A illustration rating passkeys and hardware security keys as more secure than password-based login technology.

The FIDO Alliance rates how secure various authentication technologies are against phishing attacks that try to get you to log in to fake websites. Passwords alone or ordinary passwords combined with one-time passwords like text messages are relatively insecure, but passkeys and hardware security keys are more secure. 

FIDO alliance

Passkeys and security keys are complementary, FIDO Alliance Executive Director Andrew Shikiar said in a Wednesday speech at a conference about online identity matters. Either is a big improvement over passwords alone or passwords combined with login codes sent by text message or retrieved from an authenticator app, he said.

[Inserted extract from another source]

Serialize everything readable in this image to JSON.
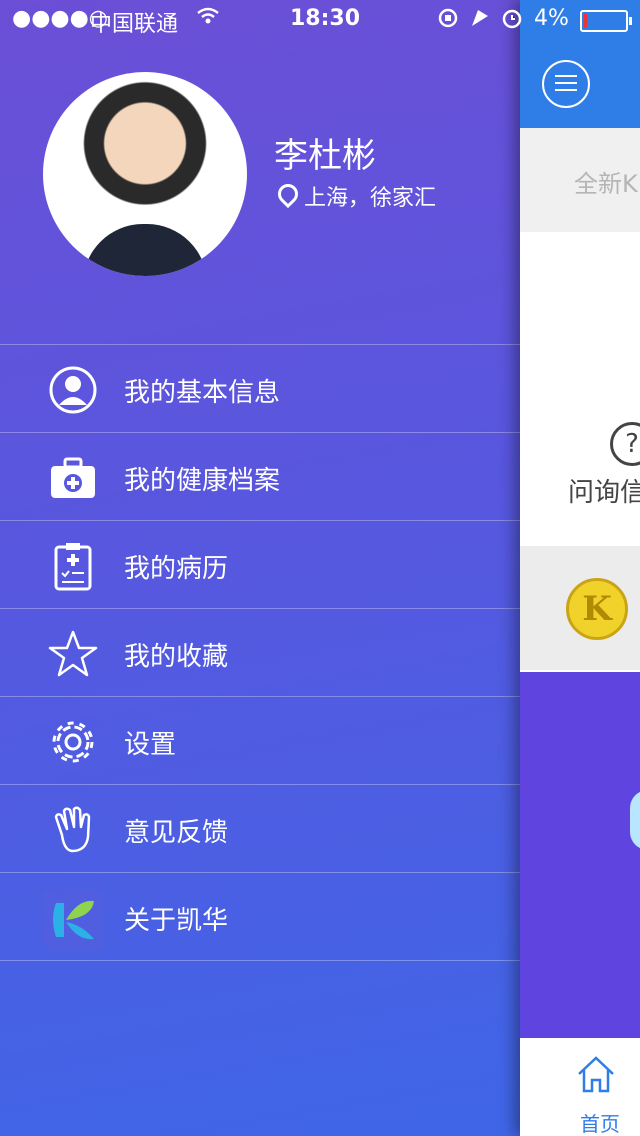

"We need to have a fundamental shift in how people authenticate from something that's inherently knowledge-based — something you know, something that sits on a server, that's in your head, that you enter and transmit over a network — to something that's inherently more possession based," Shikiar said of the alliance's push to move away from passwords and login codes.

With the FIDO technology like passkeys or security keys, the authentication process takes place right where you are, for example with passkey biometrics or hardware security key possession, so it's much harder for a remote attacker to compromise.